問4:第三者に推測されにくく、安全性の高いパスワードの作成・運用ルールとして、最も適切なものはどれか。
- A:忘れないように、自分の生年月日や電話番号、名前に設定する。
- B:「12345678」や「password」といった、誰もが思いつきやすい単純な文字列にする。
- C:英大文字、英小文字、数字、記号を混在させ、できるだけ長い文字数(10文字以上など)にし、他のサービスでの使い回しを避ける。
- D:一度設定したパスワードは、複数の異なるWebサイト(SNS、ネット銀行、ECサイト)ですべて共通して使い回す。
- E:キーボードの配列をそのまま並べた「qwertyui」のような分かりやすい並びにする。
【第4問:正解と解説】
正解:C
【解説】
・A:不適切:生年月日や名前などは他人に推測されやすいため、パスワードに含めるのは危険です。
・B:不適切:これらは世界中で最も多く不正ログインの被害に遭っている、極めて危険なパスワードの代表例です。
・C:適切:文字の種類を混ぜて長くすること、および「使い回さないこと」が、パスワードセキュリティの基本原則です。

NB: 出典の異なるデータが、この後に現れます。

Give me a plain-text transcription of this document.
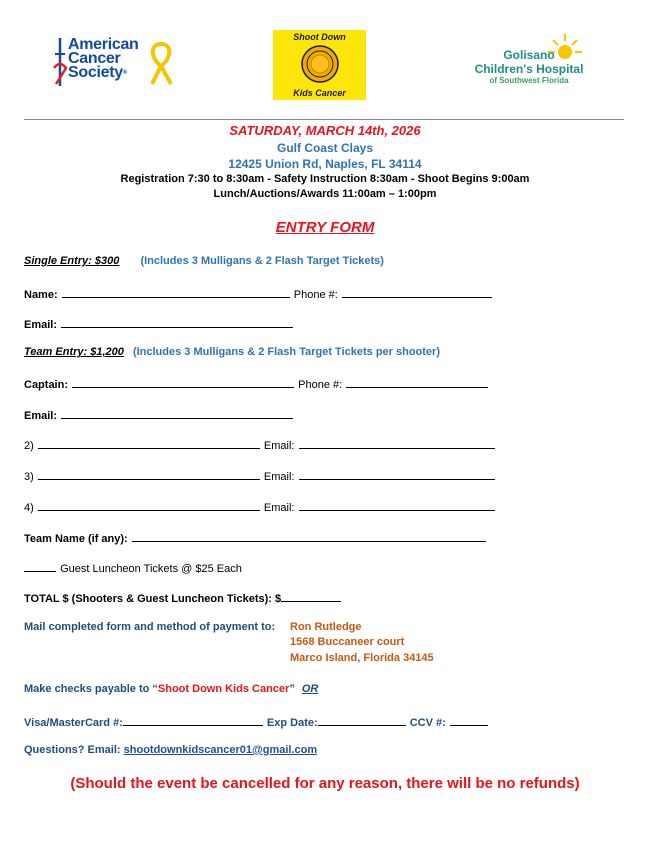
American
Cancer
Society®
Shoot Down
Kids Cancer
Golisano
Children's Hospital
of Southwest Florida
SATURDAY, MARCH 14th, 2026
Gulf Coast Clays
12425 Union Rd, Naples, FL 34114
Registration 7:30 to 8:30am - Safety Instruction 8:30am - Shoot Begins 9:00am
Lunch/Auctions/Awards 11:00am – 1:00pm
ENTRY FORM
Single Entry: $300 (Includes 3 Mulligans & 2 Flash Target Tickets)
Name:	Phone #:
Email:
Team Entry: $1,200 (Includes 3 Mulligans & 2 Flash Target Tickets per shooter)
Captain:	Phone #:
Email:
2)	Email:
3)	Email:
4)	Email:
Team Name (if any):
Guest Luncheon Tickets @ $25 Each
TOTAL $ (Shooters & Guest Luncheon Tickets): $
Mail completed form and method of payment to: Ron Rutledge
1568 Buccaneer court
Marco Island, Florida 34145
Make checks payable to “Shoot Down Kids Cancer” OR
Visa/MasterCard #:	Exp Date:	CCV #:
Questions? Email: shootdownkidscancer01@gmail.com
(Should the event be cancelled for any reason, there will be no refunds)
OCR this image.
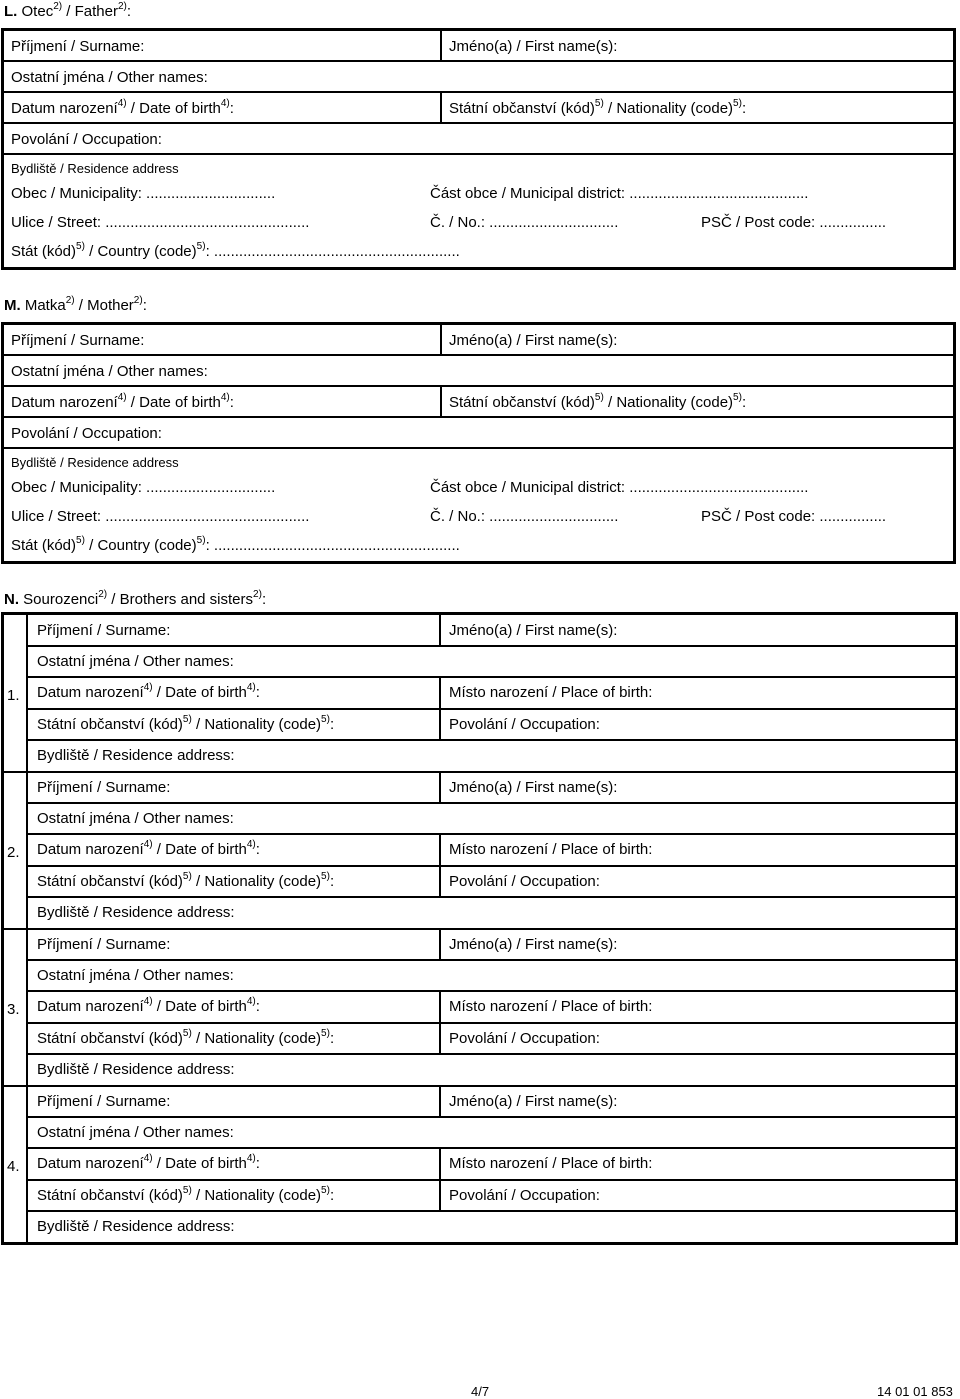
L. Otec$^{2)}$ / Father$^{2)}$:
Příjmení / Surname:	Jméno(a) / First name(s):
Ostatní jména / Other names:
Datum narození$^{4)}$ / Date of birth$^{4)}$:	Státní občanství (kód)$^{5)}$ / Nationality (code)$^{5)}$:
Povolání / Occupation:
Bydliště / Residence address
Obec / Municipality: ...............................	Část obce / Municipal district: ...........................................
Ulice / Street: .................................................	Č. / No.: ...............................	PSČ / Post code: ................
Stát (kód)$^{5)}$ / Country (code)$^{5)}$: ...........................................................
M. Matka$^{2)}$ / Mother$^{2)}$:
Příjmení / Surname:	Jméno(a) / First name(s):
Ostatní jména / Other names:
Datum narození$^{4)}$ / Date of birth$^{4)}$:	Státní občanství (kód)$^{5)}$ / Nationality (code)$^{5)}$:
Povolání / Occupation:
Bydliště / Residence address
Obec / Municipality: ...............................	Část obce / Municipal district: ...........................................
Ulice / Street: .................................................	Č. / No.: ...............................	PSČ / Post code: ................
Stát (kód)$^{5)}$ / Country (code)$^{5)}$: ...........................................................
N. Sourozenci$^{2)}$ / Brothers and sisters$^{2)}$:
1.
Příjmení / Surname:	Jméno(a) / First name(s):
Ostatní jména / Other names:
Datum narození$^{4)}$ / Date of birth$^{4)}$:	Místo narození / Place of birth:
Státní občanství (kód)$^{5)}$ / Nationality (code)$^{5)}$:	Povolání / Occupation:
Bydliště / Residence address:
2.
Příjmení / Surname:	Jméno(a) / First name(s):
Ostatní jména / Other names:
Datum narození$^{4)}$ / Date of birth$^{4)}$:	Místo narození / Place of birth:
Státní občanství (kód)$^{5)}$ / Nationality (code)$^{5)}$:	Povolání / Occupation:
Bydliště / Residence address:
3.
Příjmení / Surname:	Jméno(a) / First name(s):
Ostatní jména / Other names:
Datum narození$^{4)}$ / Date of birth$^{4)}$:	Místo narození / Place of birth:
Státní občanství (kód)$^{5)}$ / Nationality (code)$^{5)}$:	Povolání / Occupation:
Bydliště / Residence address:
4.
Příjmení / Surname:	Jméno(a) / First name(s):
Ostatní jména / Other names:
Datum narození$^{4)}$ / Date of birth$^{4)}$:	Místo narození / Place of birth:
Státní občanství (kód)$^{5)}$ / Nationality (code)$^{5)}$:	Povolání / Occupation:
Bydliště / Residence address:
4/7	14 01 01 853
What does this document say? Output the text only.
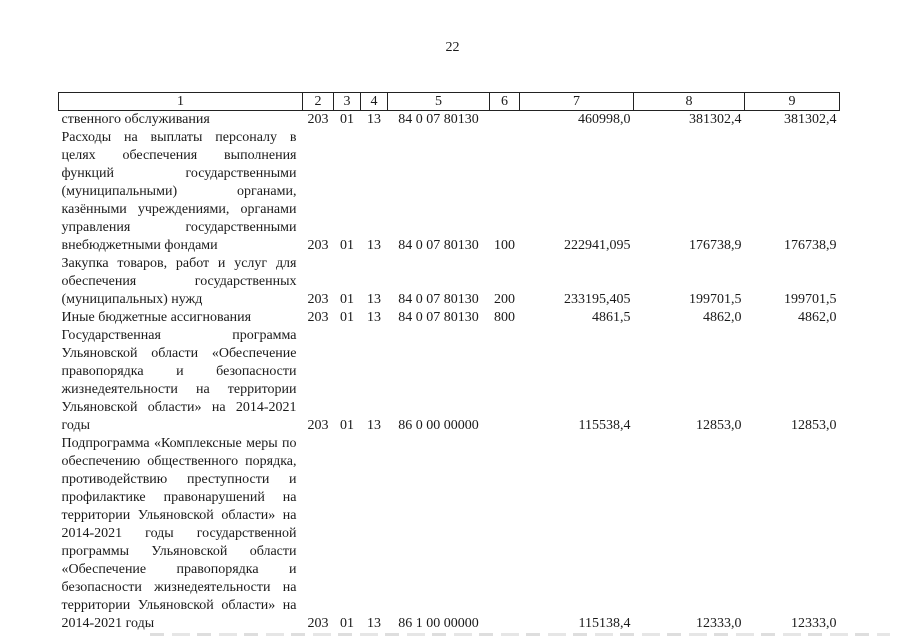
22
1	2	3	4	5	6	7	8	9
ственного обслуживания	203	01	13	84 0 07 80130		460998,0	381302,4	381302,4
Расходы на выплаты персоналу в целях обеспечения выполнения функций государственными (муниципальными) органами, казёнными учреждениями, органами управления государственными внебюджетными фондами	203	01	13	84 0 07 80130	100	222941,095	176738,9	176738,9
Закупка товаров, работ и услуг для обеспечения государственных (муниципальных) нужд	203	01	13	84 0 07 80130	200	233195,405	199701,5	199701,5
Иные бюджетные ассигнования	203	01	13	84 0 07 80130	800	4861,5	4862,0	4862,0
Государственная программа Ульяновской области «Обеспечение правопорядка и безопасности жизнедеятельности на территории Ульяновской области» на 2014-2021 годы	203	01	13	86 0 00 00000		115538,4	12853,0	12853,0
Подпрограмма «Комплексные меры по обеспечению общественного порядка, противодействию преступности и профилактике правонарушений на территории Ульяновской области» на 2014-2021 годы государственной программы Ульяновской области «Обеспечение правопорядка и безопасности жизнедеятельности на территории Ульяновской области» на 2014-2021 годы	203	01	13	86 1 00 00000		115138,4	12333,0	12333,0
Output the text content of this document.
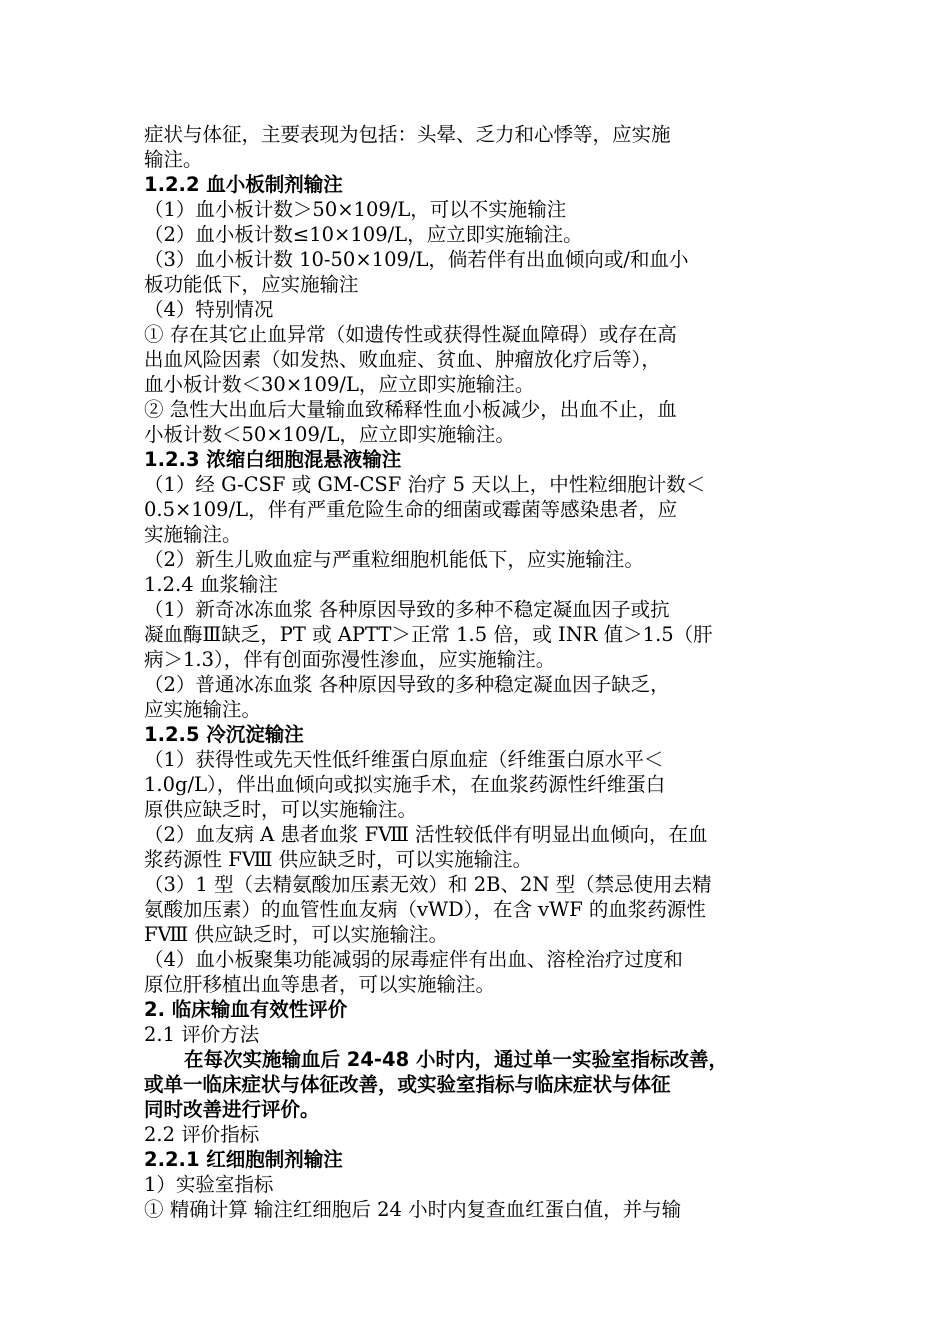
症状与体征，主要表现为包括：头晕、乏力和心悸等，应实施
输注。
1.2.2 血小板制剂输注
（1）血小板计数＞50×109/L，可以不实施输注
（2）血小板计数≤10×109/L，应立即实施输注。
（3）血小板计数 10-50×109/L，倘若伴有出血倾向或/和血小
板功能低下，应实施输注
（4）特别情况
① 存在其它止血异常（如遗传性或获得性凝血障碍）或存在高
出血风险因素（如发热、败血症、贫血、肿瘤放化疗后等），
血小板计数＜30×109/L，应立即实施输注。
② 急性大出血后大量输血致稀释性血小板减少，出血不止，血
小板计数＜50×109/L，应立即实施输注。
1.2.3 浓缩白细胞混悬液输注
（1）经 G-CSF 或 GM-CSF 治疗 5 天以上，中性粒细胞计数＜
0.5×109/L，伴有严重危险生命的细菌或霉菌等感染患者，应
实施输注。
（2）新生儿败血症与严重粒细胞机能低下，应实施输注。
1.2.4 血浆输注
（1）新奇冰冻血浆 各种原因导致的多种不稳定凝血因子或抗
凝血酶Ⅲ缺乏，PT 或 APTT＞正常 1.5 倍，或 INR 值＞1.5（肝
病＞1.3），伴有创面弥漫性渗血，应实施输注。
（2）普通冰冻血浆 各种原因导致的多种稳定凝血因子缺乏，
应实施输注。
1.2.5 冷沉淀输注
（1）获得性或先天性低纤维蛋白原血症（纤维蛋白原水平＜
1.0g/L），伴出血倾向或拟实施手术，在血浆药源性纤维蛋白
原供应缺乏时，可以实施输注。
（2）血友病 A 患者血浆 FⅧ 活性较低伴有明显出血倾向，在血
浆药源性 FⅧ 供应缺乏时，可以实施输注。
（3）1 型（去精氨酸加压素无效）和 2B、2N 型（禁忌使用去精
氨酸加压素）的血管性血友病（vWD），在含 vWF 的血浆药源性
FⅧ 供应缺乏时，可以实施输注。
（4）血小板聚集功能减弱的尿毒症伴有出血、溶栓治疗过度和
原位肝移植出血等患者，可以实施输注。
2. 临床输血有效性评价
2.1 评价方法
在每次实施输血后 24-48 小时内，通过单一实验室指标改善，
或单一临床症状与体征改善，或实验室指标与临床症状与体征
同时改善进行评价。
2.2 评价指标
2.2.1 红细胞制剂输注
1）实验室指标
① 精确计算 输注红细胞后 24 小时内复查血红蛋白值，并与输
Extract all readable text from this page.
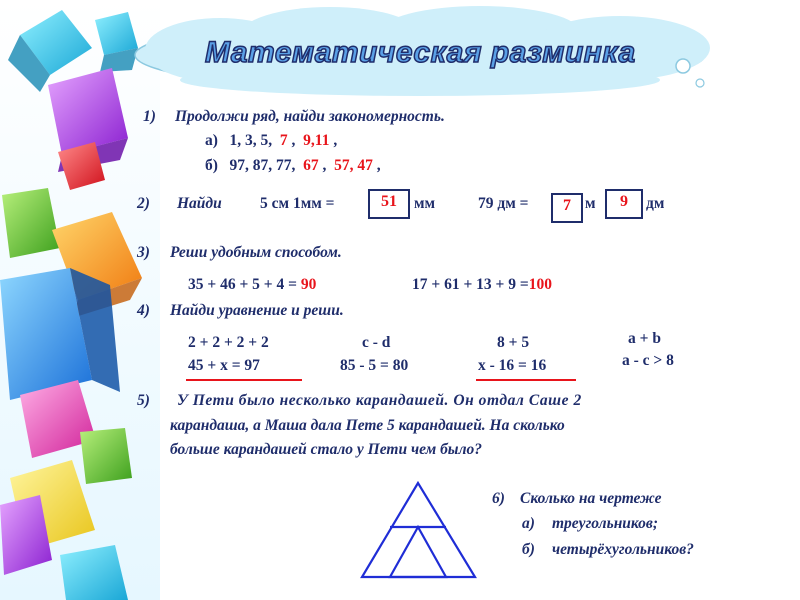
Математическая разминка
1) Продолжи ряд, найди закономерность.
а) 1, 3, 5, 7 , 9,11 ,
б) 97, 87, 77, 67 , 57, 47 ,
2) Найди 5 см 1мм =	51	мм	79 дм =	7 м	9	дм
3) Реши удобным способом.
35 + 46 + 5 + 4 = 90	17 + 61 + 13 + 9 =100
4) Найди уравнение и реши.
2 + 2 + 2 + 2
45 + х = 97
с - d
85 - 5 = 80
8 + 5
х - 16 = 16
а + b
а - с > 8
5) У Пети было несколько карандашей. Он отдал Саше 2
карандаша, а Маша дала Пете 5 карандашей. На сколько
больше карандашей стало у Пети чем было?
6) Сколько на чертеже
а) треугольников;
б) четырёхугольников?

・D:不適切:パスワードを使い回すと、どこか1つのサイトから情報が漏洩した際に、すべてのサイトに不正ログインされるリスク(パスワードリスト攻撃)が生じます。
・E:不適切:キーボードの並び順(qwertyなど)は、攻撃用の自動ツールですぐに見破られるため危険です。
問5:コンピュータに感染して、ファイルを勝手に暗号化したりPCをロックしたりして画面を操作不能にし、元に戻すことと引き換えに「身代金(金銭)」を要求するマルウェア(悪意のあるプログラム)として、最も適切なものはどれか。
- A:スパイウェア(密かに情報収集して外部に送信するマルウェア)
- B:ランサムウェア
- C:アドウェア(強制的に広告を表示させるプログラム)
- D:キーロガー(キーボード入力を記録して盗み出すマルウェア)
- E:ワーム(ネットワーク経由で自己増殖して拡散するマルウェア)
【第5問:正解と解説】
正解:B
【解説】
・A:不適切:スパイウェアはPC内の情報を密かに収集・送信するマルウェアであり、ファイルを暗号化して身代金を要求するものではありません。
・B:適切:身代金を意味する「Ransom(ランサム)」とソフトウェアを組み合わせた言葉で、ファイルを暗号化してPCをロックし金銭を要求する近年最大の脅威です。
・C:不適切:アドウェアは強制的に広告を表示させるプログラムであり、身代金要求型マルウェアの説明とは異なります。
・D:不適切:キーロガーはキーボード入力を記録してパスワードを盗むマルウェアであり、ファイル暗号化・身代金要求は行いません。
・E:不適切:ワームはネットワーク経由で自己増殖・拡散するマルウェアであり、身代金要求型とは目的・動作が異なります。